Epicurus dispense son sage de la prévoyance et souci de l'avenir.
Entre les lois qui regardent les trépassés, celle ici me semble autant solide, qui oblige les actions des Princes à être examinées après leur mort : Ils sont compagnons, sinon maîtres des lois : ce que la Justice n'a pu sur leurs têtes, c'est raison qu'elle l'ait sur leur réputation, et biens de leurs successeurs : choses que souvent nous préférons à la vie. C'est une usance qui apporte des commodités singulières aux nations où elle est observée, et désirable à tous bons Princes : qui ont à se plaindre de ce, qu'on traite la mémoire des méchants comme la leur.
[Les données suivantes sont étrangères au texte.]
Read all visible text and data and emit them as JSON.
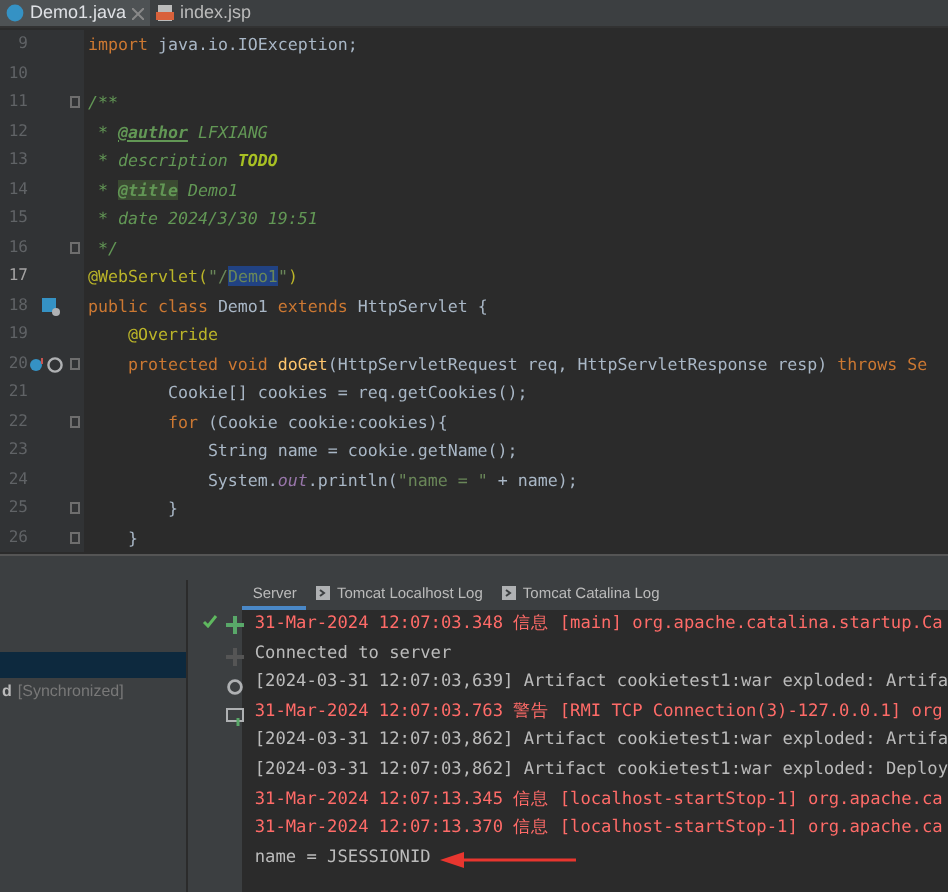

Nous devons la subjection et obéissance également à tous Rois : car elle regarde leur office : mais l'estimation, non plus que l'affection, nous ne la devons qu'à leur vertu. Donnons à l'ordre politique de les souffrir patiemment, indignes : de celer leurs vices : d'aider de notre recommandation leurs actions indifférentes, pendant que leur auctorité a besoin de notre appui. Mais notre commerce fini, ce n'est pas raison de refuser à la justice, et à notre liberté, l'expression de nos vrais ressentiments. Et nommément de refuser aux bons sujects, la gloire d'avoir révérémment et fidèlement servi un maître, les imperfections duquel leur étaient si bien connues : frustrant la posterité d'un si utile exemple. Et ceux, qui, par respect de quelque obligation privée, épousent iniquement la mémoire d'un Prince mesloüable, font justice particulière aux dépends de la justice publique. Titus Livius dit vrai, que le langage des hommes nourris sous la Royauté, est toujours plein de vaines ostentations et faux témoignages : chacun élevant indifféremment son Roi, à l'extrême ligne de valeur et grandeur souveraine.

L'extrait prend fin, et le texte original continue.